After three years of persistent and tireless work by Colorado Progressive Coalition members, the Colorado legislature this month finally passed meaningful protections for homeowners at risk of losing their homes. Among other things, the bill is designed to stop dual-tracking. It will prevent banks from proceding with foreclosure effort while the homeowner is in the home loan modification process – a common practice.
After three years of persistent and tireless work by Colorado Progressive Coalition members, the Colorado legislature this month finally passed meaningful protections for homeowners at risk of losing their homes.
For years horror stories have abounded in the press of banks that lost paperwork, homeowners never speaking to the same person twice, promises of a loan modification while simultaneously foreclosing on the borrower. Abuses by the banks added to the immense stress homeowners – and added to the growing number of foreclosures that could have been prevented.

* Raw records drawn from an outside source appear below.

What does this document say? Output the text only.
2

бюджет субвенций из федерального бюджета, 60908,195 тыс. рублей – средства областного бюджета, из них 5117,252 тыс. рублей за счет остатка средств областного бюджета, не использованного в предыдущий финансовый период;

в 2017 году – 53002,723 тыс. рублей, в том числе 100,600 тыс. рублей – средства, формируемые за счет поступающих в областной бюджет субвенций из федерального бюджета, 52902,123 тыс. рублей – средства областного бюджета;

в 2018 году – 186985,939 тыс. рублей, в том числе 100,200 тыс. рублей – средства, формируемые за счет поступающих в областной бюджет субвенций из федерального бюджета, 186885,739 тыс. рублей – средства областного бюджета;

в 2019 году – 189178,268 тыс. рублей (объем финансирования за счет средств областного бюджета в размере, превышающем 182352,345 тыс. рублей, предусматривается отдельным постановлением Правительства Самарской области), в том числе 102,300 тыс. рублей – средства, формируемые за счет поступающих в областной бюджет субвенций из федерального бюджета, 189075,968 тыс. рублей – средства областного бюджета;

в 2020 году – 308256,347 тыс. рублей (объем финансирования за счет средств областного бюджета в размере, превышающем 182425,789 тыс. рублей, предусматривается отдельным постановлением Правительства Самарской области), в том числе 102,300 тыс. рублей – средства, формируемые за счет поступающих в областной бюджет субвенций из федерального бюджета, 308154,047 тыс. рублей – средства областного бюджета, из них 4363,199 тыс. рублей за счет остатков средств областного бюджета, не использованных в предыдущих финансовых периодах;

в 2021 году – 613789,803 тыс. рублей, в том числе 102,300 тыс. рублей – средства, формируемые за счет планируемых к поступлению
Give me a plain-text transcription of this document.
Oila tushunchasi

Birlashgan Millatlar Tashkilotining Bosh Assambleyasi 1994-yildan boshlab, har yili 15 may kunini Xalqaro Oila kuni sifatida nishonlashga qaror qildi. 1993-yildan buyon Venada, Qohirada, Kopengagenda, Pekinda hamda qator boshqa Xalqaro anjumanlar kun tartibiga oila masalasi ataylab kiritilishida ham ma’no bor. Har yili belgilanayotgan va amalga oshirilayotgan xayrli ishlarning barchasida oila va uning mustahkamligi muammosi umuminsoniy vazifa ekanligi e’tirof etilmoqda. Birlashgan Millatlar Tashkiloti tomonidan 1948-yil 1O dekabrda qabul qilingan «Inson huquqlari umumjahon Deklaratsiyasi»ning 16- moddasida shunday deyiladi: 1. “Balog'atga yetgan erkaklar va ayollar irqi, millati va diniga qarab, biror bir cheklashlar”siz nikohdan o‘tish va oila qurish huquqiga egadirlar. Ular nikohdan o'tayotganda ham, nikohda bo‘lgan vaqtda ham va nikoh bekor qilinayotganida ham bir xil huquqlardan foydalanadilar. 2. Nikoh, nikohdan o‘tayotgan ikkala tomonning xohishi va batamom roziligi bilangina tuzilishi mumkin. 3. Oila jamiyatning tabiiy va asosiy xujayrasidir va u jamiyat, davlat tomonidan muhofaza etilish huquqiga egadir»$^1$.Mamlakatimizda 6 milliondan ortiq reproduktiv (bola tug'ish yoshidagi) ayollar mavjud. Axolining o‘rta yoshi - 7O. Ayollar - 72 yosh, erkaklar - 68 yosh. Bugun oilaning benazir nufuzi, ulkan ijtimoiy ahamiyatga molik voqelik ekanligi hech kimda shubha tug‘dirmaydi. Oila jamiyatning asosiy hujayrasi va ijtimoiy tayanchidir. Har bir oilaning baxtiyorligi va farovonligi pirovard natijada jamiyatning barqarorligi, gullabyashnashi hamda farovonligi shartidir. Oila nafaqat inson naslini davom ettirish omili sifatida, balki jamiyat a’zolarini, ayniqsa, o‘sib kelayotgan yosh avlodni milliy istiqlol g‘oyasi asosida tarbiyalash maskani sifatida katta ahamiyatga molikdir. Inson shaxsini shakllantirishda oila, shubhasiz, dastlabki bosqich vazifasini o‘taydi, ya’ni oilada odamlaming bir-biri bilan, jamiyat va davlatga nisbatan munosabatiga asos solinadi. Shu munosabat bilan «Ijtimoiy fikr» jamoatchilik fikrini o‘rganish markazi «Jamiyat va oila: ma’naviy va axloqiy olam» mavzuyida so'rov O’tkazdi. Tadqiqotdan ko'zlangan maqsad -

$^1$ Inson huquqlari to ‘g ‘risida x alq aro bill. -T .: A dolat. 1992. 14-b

The package of protections passed by the Colorado legislature is known as the “Homeowners Bill of Rights,” and is similar to those passed previously in California, Nevada, and Minnesota.
One of the main functions in the law is that it requires a lender to establish a single point of contact for the borrower to communicate with the lender concerning a pending foreclosure. This is designed to eliminate the run around that many homeowners report while dealing with lenders during the foreclosure process
Another key protection in the Colorado statute is elimination of the practice known as dual tracking. This is where the lender promises the homeowner a modification and the homeowner is working on this “track.” Meanwhile the lender is simultaneously proceeding with foreclosure. The homeowner usually ends up in foreclosure even though another remedy was possible.
The Colorado bill will require the lender to inform the homeowner in writing that a completed loan modification application has been received and is under review. If the lender then continues with a foreclosure the homeowner may contact their county Public Trustee. The Trustee will then have authority to stop the foreclosure process.
“By giving the county trustees the power to stop a foreclosure when an individual is undergoing a loan modification, Colorado will put into law a system that keeps families in their homes and creates greater stability for our housing market,” said Corrine Fowler, a housing advocate formerly with the Colorado Progressive Coalition, who pressed for the bill’s passage.
It’s a sad shame it took the Colorado Legislature three years to pass these common sense protections that could have saved thousands of homes. The foreclosure crisis has largely abated in metro Denver, but the ramifications of the crisis will reverberate for generations. Untold numbers of families have had their economic futures ruined by this crisis, through lost wealth and destroyed credit.
Meanwhile rents continue to soar in one of the hottest housing markets in the nation putting many of these displaced families in harm’s way again.
Jason Collette is a national organizer for the Alliance for a Just Society.